Continuing their assault on improvements in agricultural technology, environmental activists have launched a lawsuit against the U.S. Department of Agriculture (USDA) for approving alfalfa modified to resist Roundup weed killer.
The Center for Food Safety (CFS), an anti-technology activist group, filed suit on March 18, claiming USDA relied on faulty information and ignored evidence that Roundup resistant alfalfa will harm organic growers by contaminating organic alfalfa.
Greg Conko, a senior fellow at the Competitive Enterprise Institute, points out the National Environmental Policy Act (NEPA), which took effect in 1970, forces all federal government agencies to consider the effects any “major actions” they take may have on the “human environment.”
According to Conko, a loose interpretation of the “human environment” clause forces the USDA to prepare a comprehensive Environmental Impact Statement (EIS) for Roundup-resistant alfalfa. An EIS typically requires thousands of man-hours, details every imaginable effect, and runs to hundreds or even thousands of pages.
In the case of Roundup resistant alfalfa, USDA found no significant impact on the environment. But CFS is claiming cross-pollination between GM alfalfa and organic crops will cause organic growers to lose their certification.
“The underlying premise of the CFS lawsuit is false since the USDA already performed an EIS and found no evidence of cross-pollination. This will force the agency to go back and look at the effect on the environment again,” Conko said.
“Basically the radical environmentalists want [to force] biotech crop manufacturers to spend hundreds of millions of dollars [defending themselves against] nuisance lawsuits to make the process as expensive and unpredictable as possible and discourage others from investing in research. Ultimately they want to halt any new products from being developed and to get all biotech products off the market,” Conko explained.
According to H. Sterling Burnett, a senior fellow with the National Center for Policy Analysis, this is just a case of environmentalists being environmentalists.
“Although there is no evidence linking Roundup-resistant alfalfa to harm, the radical environmentalists will never be satisfied. They’ll always claim another test needs to be done, or the tests that were conducted were tainted, or that new evidence wasn’t considered. For them it’s not about agriculture or facts—it’s about values,” Burnett explained.

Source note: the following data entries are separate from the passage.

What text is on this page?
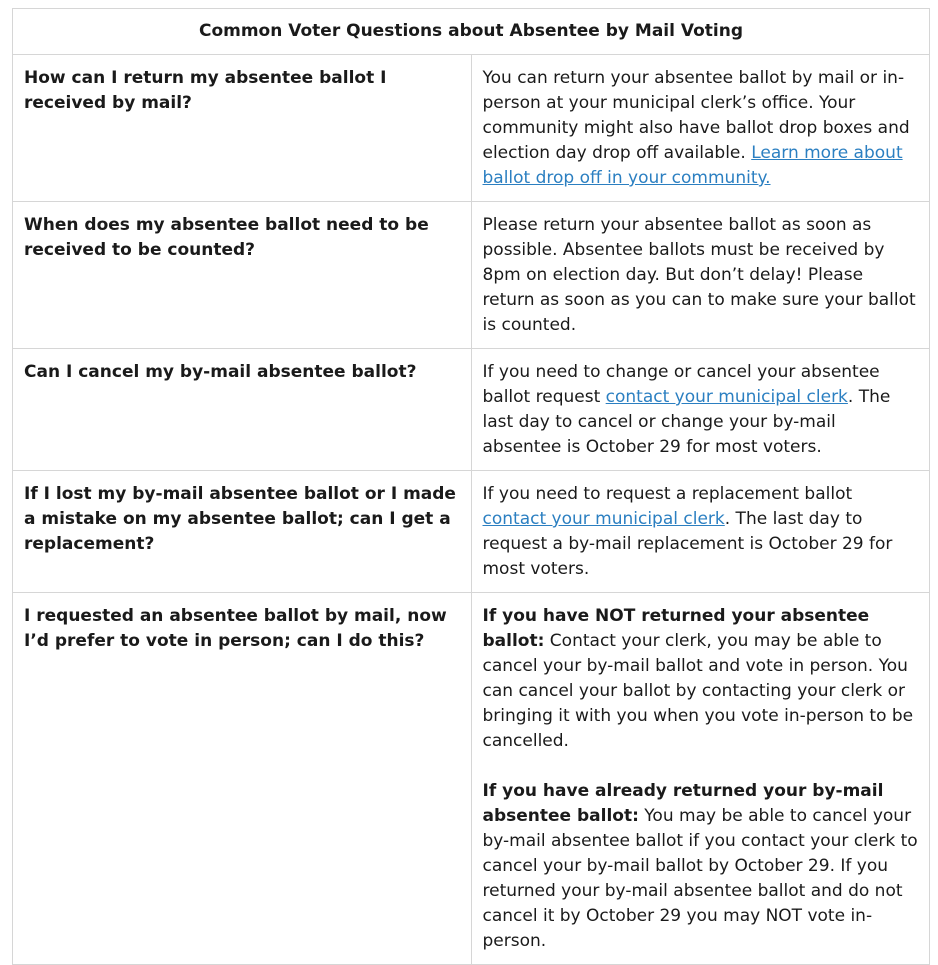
Common Voter Questions about Absentee by Mail Voting	
How can I return my absentee ballot I received by mail?	You can return your absentee ballot by mail or in-person at your municipal clerk’s office. Your community might also have ballot drop boxes and election day drop off available. Learn more about ballot drop off in your community.
When does my absentee ballot need to be received to be counted?	Please return your absentee ballot as soon as possible. Absentee ballots must be received by 8pm on election day. But don’t delay! Please return as soon as you can to make sure your ballot is counted.
Can I cancel my by-mail absentee ballot?	If you need to change or cancel your absentee ballot request contact your municipal clerk. The last day to cancel or change your by-mail absentee is October 29 for most voters.
If I lost my by-mail absentee ballot or I made a mistake on my absentee ballot; can I get a replacement?	If you need to request a replacement ballot contact your municipal clerk. The last day to request a by-mail replacement is October 29 for most voters.
I requested an absentee ballot by mail, now I’d prefer to vote in person; can I do this?	If you have NOT returned your absentee ballot: Contact your clerk, you may be able to cancel your by-mail ballot and vote in person. You can cancel your ballot by contacting your clerk or bringing it with you when you vote in-person to be cancelled.
If you have already returned your by-mail absentee ballot: You may be able to cancel your by-mail absentee ballot if you contact your clerk to cancel your by-mail ballot by October 29. If you returned your by-mail absentee ballot and do not cancel it by October 29 you may NOT vote in-person.
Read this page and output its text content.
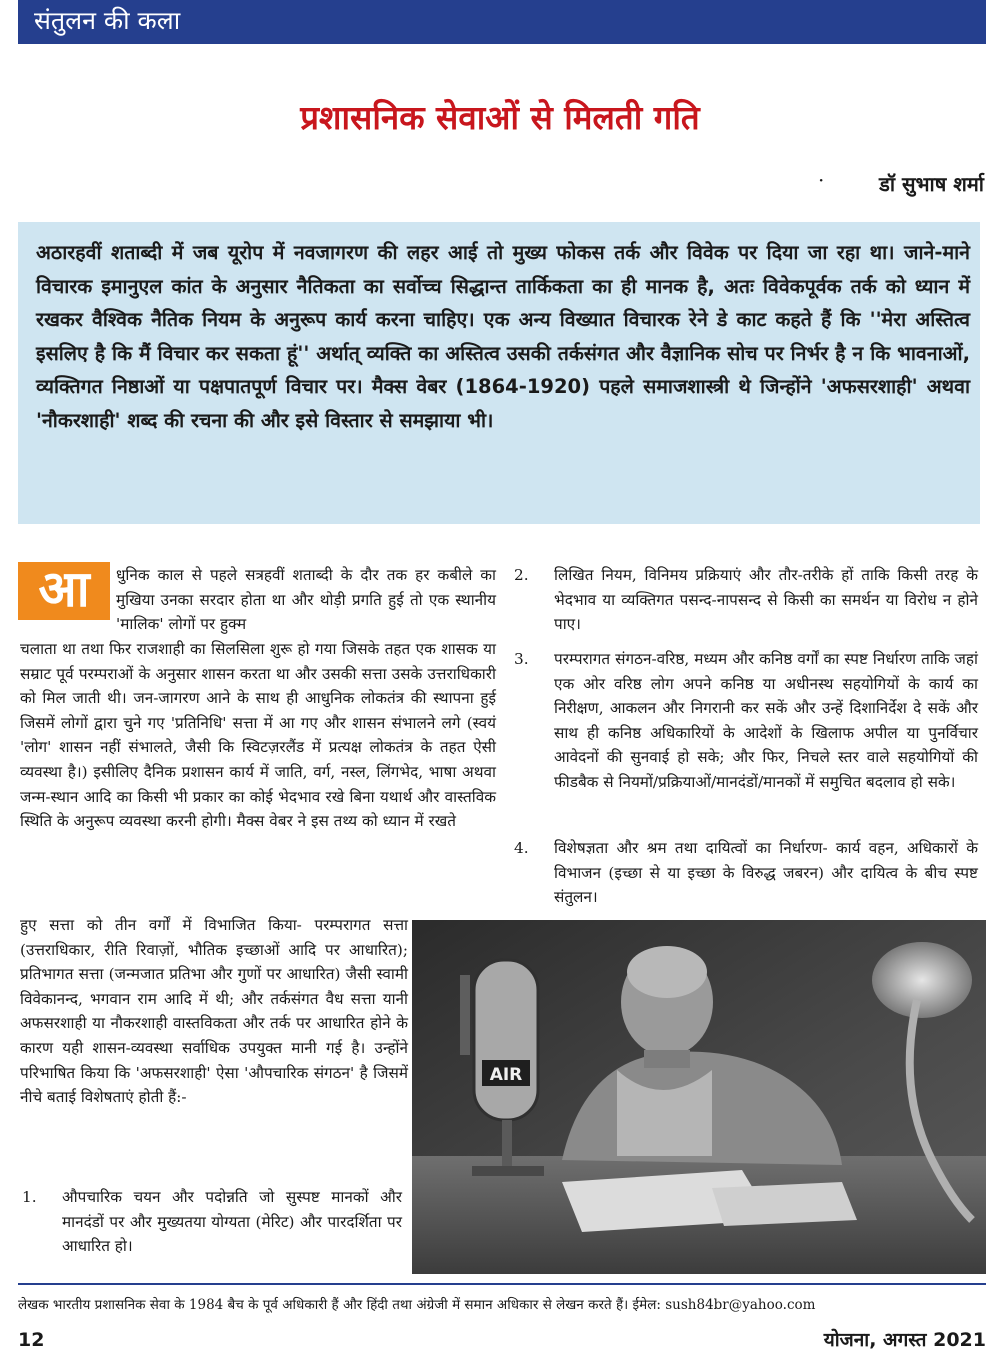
संतुलन की कला
प्रशासनिक सेवाओं से मिलती गति
·	डॉ सुभाष शर्मा
अठारहवीं शताब्दी में जब यूरोप में नवजागरण की लहर आई तो मुख्य फोकस तर्क और विवेक पर दिया जा रहा था। जाने-माने विचारक इमानुएल कांत के अनुसार नैतिकता का सर्वोच्च सिद्धान्त तार्किकता का ही मानक है, अतः विवेकपूर्वक तर्क को ध्यान में रखकर वैश्विक नैतिक नियम के अनुरूप कार्य करना चाहिए। एक अन्य विख्यात विचारक रेने डे काट कहते हैं कि ''मेरा अस्तित्व इसलिए है कि मैं विचार कर सकता हूं'' अर्थात् व्यक्ति का अस्तित्व उसकी तर्कसंगत और वैज्ञानिक सोच पर निर्भर है न कि भावनाओं, व्यक्तिगत निष्ठाओं या पक्षपातपूर्ण विचार पर। मैक्स वेबर (1864-1920) पहले समाजशास्त्री थे जिन्होंने 'अफसरशाही' अथवा 'नौकरशाही' शब्द की रचना की और इसे विस्तार से समझाया भी।
आ	धुनिक काल से पहले सत्रहवीं शताब्दी के दौर तक हर कबीले का मुखिया उनका सरदार होता था और थोड़ी प्रगति हुई तो एक स्थानीय 'मालिक' लोगों पर हुक्म
चलाता था तथा फिर राजशाही का सिलसिला शुरू हो गया जिसके तहत एक शासक या सम्राट पूर्व परम्पराओं के अनुसार शासन करता था और उसकी सत्ता उसके उत्तराधिकारी को मिल जाती थी। जन-जागरण आने के साथ ही आधुनिक लोकतंत्र की स्थापना हुई जिसमें लोगों द्वारा चुने गए 'प्रतिनिधि' सत्ता में आ गए और शासन संभालने लगे (स्वयं 'लोग' शासन नहीं संभालते, जैसी कि स्विटज़रलैंड में प्रत्यक्ष लोकतंत्र के तहत ऐसी व्यवस्था है।) इसीलिए दैनिक प्रशासन कार्य में जाति, वर्ग, नस्ल, लिंगभेद, भाषा अथवा जन्म-स्थान आदि का किसी भी प्रकार का कोई भेदभाव रखे बिना यथार्थ और वास्तविक स्थिति के अनुरूप व्यवस्था करनी होगी। मैक्स वेबर ने इस तथ्य को ध्यान में रखते
हुए सत्ता को तीन वर्गों में विभाजित किया- परम्परागत सत्ता (उत्तराधिकार, रीति रिवाज़ों, भौतिक इच्छाओं आदि पर आधारित); प्रतिभागत सत्ता (जन्मजात प्रतिभा और गुणों पर आधारित) जैसी स्वामी विवेकानन्द, भगवान राम आदि में थी; और तर्कसंगत वैध सत्ता यानी अफसरशाही या नौकरशाही वास्तविकता और तर्क पर आधारित होने के कारण यही शासन-व्यवस्था सर्वाधिक उपयुक्त मानी गई है। उन्होंने परिभाषित किया कि 'अफसरशाही' ऐसा 'औपचारिक संगठन' है जिसमें नीचे बताई विशेषताएं होती हैं:-
1. औपचारिक चयन और पदोन्नति जो सुस्पष्ट मानकों और मानदंडों पर और मुख्यतया योग्यता (मेरिट) और पारदर्शिता पर आधारित हो।
2. लिखित नियम, विनिमय प्रक्रियाएं और तौर-तरीके हों ताकि किसी तरह के भेदभाव या व्यक्तिगत पसन्द-नापसन्द से किसी का समर्थन या विरोध न होने पाए।
3. परम्परागत संगठन-वरिष्ठ, मध्यम और कनिष्ठ वर्गों का स्पष्ट निर्धारण ताकि जहां एक ओर वरिष्ठ लोग अपने कनिष्ठ या अधीनस्थ सहयोगियों के कार्य का निरीक्षण, आकलन और निगरानी कर सकें और उन्हें दिशानिर्देश दे सकें और साथ ही कनिष्ठ अधिकारियों के आदेशों के खिलाफ अपील या पुनर्विचार आवेदनों की सुनवाई हो सके; और फिर, निचले स्तर वाले सहयोगियों की फीडबैक से नियमों/प्रक्रियाओं/मानदंडों/मानकों में समुचित बदलाव हो सके।
4. विशेषज्ञता और श्रम तथा दायित्वों का निर्धारण- कार्य वहन, अधिकारों के विभाजन (इच्छा से या इच्छा के विरुद्ध जबरन) और दायित्व के बीच स्पष्ट संतुलन।
AIR
लेखक भारतीय प्रशासनिक सेवा के 1984 बैच के पूर्व अधिकारी हैं और हिंदी तथा अंग्रेजी में समान अधिकार से लेखन करते हैं। ईमेल: sush84br@yahoo.com
12	योजना, अगस्त 2021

Precautionary Principle Rebutted
Burnett noted environmental activists assert “the precautionary principle” justifies extreme conservatism regarding introduction of new technologies.
“This is a recipe for stasis and death,” Burnett explained. “People can get hurt in any activity or using any technology. Should we not use fire because sometimes people, homes, and wildlands get burned? In the end, you shouldn’t be able to prospectively shut down someone’s liberty before you’ve proven that what they’re doing is harmful.
“In the case of Roundup resistant alfala, there is more than sufficient evidence that it is safe and can help produce bountiful crops. With this lawsuit, the environmentalists and a boutique industry are trying to shut down large-scale commercial farming.”
Henry I. Miller, a physician and fellow at Stanford University’s Hoover Institution and founding director of the FDA’s Office of Biotechnology, agreed, saying, “While consumers in North America alone have consumed more than 3 trillion servings of food that contains genetically engineered ingredients, not a single person has been injured or an ecosystem damaged.
“Although they boast significant benefits and an unblemished record of safety, genetically engineered crops are subject to excessive, hugely expensive regulation in every country of the world that grows them,” Miller observed.
Farmers choose biotech because it protects crops from weeds and insects, notes Harry Cline, editor of the Western Farm Press.
“There has been no incidence of any person or farm animal being harmed by GM food. Zero. Not one,” said Cline.
Given the widespread use and proven environmental benefits of genetically improved corn, cotton, and soybeans, Cline says the alfalfa suit amounts to little more than harassment.
“Everything we grow in America is genetically modified. Parenting technology has been around since the Indians started growing corn. Now between 80 percent and 90 percent of the soybean, cotton, and corn grown in America is genetically modified.” Cline noted.
Kenneth Artz ([email protected]) writes from Texas.